When the cerebellum is over-sized, the cerebellar tonsils are forced to extend down into the spinal cord canal through the small opening in the base of the skull. As the cerebellar tonsils elongate, they may restrict or cut off the normal flow of cerebro-spinal fluid of the brain and around the spinal cord as well as apply pressure to the brain stem and the top of the spinal cord.

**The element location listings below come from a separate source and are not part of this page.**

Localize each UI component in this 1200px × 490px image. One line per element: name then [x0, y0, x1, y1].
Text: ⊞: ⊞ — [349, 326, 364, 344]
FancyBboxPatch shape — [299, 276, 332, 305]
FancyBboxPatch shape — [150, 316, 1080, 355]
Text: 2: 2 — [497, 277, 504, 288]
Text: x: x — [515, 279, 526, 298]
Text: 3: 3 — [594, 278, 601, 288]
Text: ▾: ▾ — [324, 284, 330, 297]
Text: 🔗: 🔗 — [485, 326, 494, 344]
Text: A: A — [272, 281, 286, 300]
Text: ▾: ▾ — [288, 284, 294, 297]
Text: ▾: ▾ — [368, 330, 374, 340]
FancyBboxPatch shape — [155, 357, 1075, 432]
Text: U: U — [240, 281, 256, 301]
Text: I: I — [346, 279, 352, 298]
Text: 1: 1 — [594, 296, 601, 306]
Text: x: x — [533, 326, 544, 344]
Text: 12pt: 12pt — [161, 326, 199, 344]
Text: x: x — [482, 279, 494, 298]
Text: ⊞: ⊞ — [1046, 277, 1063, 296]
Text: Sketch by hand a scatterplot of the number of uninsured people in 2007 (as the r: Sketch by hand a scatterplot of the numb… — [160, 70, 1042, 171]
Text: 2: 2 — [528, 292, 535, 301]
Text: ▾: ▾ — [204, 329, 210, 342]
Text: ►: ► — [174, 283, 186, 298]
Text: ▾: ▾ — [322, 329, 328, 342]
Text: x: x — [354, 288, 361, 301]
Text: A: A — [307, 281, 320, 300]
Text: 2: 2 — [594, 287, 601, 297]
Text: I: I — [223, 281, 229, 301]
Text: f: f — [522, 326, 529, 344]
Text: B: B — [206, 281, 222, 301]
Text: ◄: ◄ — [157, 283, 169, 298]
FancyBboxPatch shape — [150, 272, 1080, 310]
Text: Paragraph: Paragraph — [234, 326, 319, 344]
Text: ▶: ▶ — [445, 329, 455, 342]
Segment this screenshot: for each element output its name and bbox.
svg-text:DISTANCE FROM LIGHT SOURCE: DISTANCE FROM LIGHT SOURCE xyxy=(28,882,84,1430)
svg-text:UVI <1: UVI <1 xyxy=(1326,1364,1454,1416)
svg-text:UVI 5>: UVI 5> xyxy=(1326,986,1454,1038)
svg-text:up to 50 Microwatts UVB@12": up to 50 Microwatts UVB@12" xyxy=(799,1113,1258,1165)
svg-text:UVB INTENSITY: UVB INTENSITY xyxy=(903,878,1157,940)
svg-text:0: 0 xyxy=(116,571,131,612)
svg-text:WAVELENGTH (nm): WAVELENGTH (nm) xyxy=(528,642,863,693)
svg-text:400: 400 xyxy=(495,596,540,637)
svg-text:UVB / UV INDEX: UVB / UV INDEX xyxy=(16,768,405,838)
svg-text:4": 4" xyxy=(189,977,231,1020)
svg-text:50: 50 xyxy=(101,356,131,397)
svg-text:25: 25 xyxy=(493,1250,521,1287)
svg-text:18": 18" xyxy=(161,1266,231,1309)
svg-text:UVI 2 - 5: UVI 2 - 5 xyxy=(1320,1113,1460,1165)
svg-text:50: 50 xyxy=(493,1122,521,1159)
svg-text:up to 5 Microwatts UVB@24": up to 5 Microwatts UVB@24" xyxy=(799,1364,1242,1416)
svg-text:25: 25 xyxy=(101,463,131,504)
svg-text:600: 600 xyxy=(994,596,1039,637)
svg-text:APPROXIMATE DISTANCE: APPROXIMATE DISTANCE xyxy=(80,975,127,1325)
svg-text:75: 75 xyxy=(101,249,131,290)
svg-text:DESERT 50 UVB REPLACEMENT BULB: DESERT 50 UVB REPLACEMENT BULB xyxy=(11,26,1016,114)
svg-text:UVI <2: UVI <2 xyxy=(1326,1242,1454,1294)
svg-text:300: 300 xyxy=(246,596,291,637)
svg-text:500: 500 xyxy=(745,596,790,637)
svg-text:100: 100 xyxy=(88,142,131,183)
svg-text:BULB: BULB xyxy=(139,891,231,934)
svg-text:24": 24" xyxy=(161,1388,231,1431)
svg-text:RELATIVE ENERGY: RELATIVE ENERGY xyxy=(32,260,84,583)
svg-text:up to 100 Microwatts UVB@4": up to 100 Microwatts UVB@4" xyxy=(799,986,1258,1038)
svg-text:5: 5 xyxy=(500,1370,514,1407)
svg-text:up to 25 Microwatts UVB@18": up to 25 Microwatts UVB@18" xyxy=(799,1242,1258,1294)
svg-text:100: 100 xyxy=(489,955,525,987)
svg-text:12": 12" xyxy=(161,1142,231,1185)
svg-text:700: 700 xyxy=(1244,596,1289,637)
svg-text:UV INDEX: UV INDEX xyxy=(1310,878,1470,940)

This condition is usually a congenital abnormality but there have been a few reported cases of spontaneous development due to trauma.
According to the Duke Center for Human Genetics, “The affected regions of the brain are the lower brainstem and cerebellum. The lower brainstem controls breathing, swallowing, balance, the vocal cords, eye movements, and sensation and movement of the arms and legs. The cerebellum’s most important function is to coordinate body movements.”
The symptoms of Chiari vary with each individual and are quite extensive. Most commonly, Chiari patients have some or all of the following symptoms:
- Headache in the back of the head that may radiate behind the eyes and into the neck and shoulders.
- Disordered eye movements, vision changes.
- Dizziness, autonomic symptoms (orthostatic intolerance, NMH).
- Muscle weakness.
- Unsteady gait.
- Cold, numbness and tingling in the extremities.
- Chronic fatigue.
- Tinnitus (ringing, buzzing or watery sounds in the ears).
- Sleep apnea.
- Speech impairment.
- Hearing loss.
- Gastrointestinal problems, irritable bowel syndrome, frequent urination.
- Lack of gag reflex, difficulty swallowing.
- Symptoms are exacerbated by exertion, and especially by leaning the head backward or coughing.
- and the list continues beyond the symptoms listed above…
Some patients with Chiari have no visible symptoms. For these patients, careful monitoring by a neurologist or neurosurgeon is all that is needed. These patients may live a full life with no adverse effects appearing. Other patients with the adult onset variety of Chiari Type-I will begin to exhibit symptoms in their late 20’s or 30’s. For most people who are exhibiting symptoms, surgery is the only option available to help stop the progression.
Generally, the surgery is meant to decompress the area of the brain that is being squeezed. Surgery to correct the malformation may not be able to reverse any neurological damage that has already been done. Once the pressure has been relieved, the patient may see some of their symptoms lessen or disappear.
The long-term effects of the surgery are still being studied. However, surgeons will not guarantee that symptoms will disappear after the surgery, or that symptoms, either old or new, will not return in the future. The main goal of the surgery is to attempt to prevent the patient from worsening from their current neurological status. For some patients, a second decompression surgery will be needed some years after the first surgery was completed.
As a person living with Chiari, I can not stress enough the importance of finding and staying with a neurosurgeon that specializes in dealing with Chiari. This is a complex disease. Receiving the wrong medical advice can be extremely detrimental to your health. To find qualified medical care near you, I suggest that you join a Chiari support group and ask the other members for their help and guidance.
The support group that I belong to and rely on is very active and is filled with helpful, sympathetic, and concerned group members. The members have been where you are now and are eager to share their stories and advice.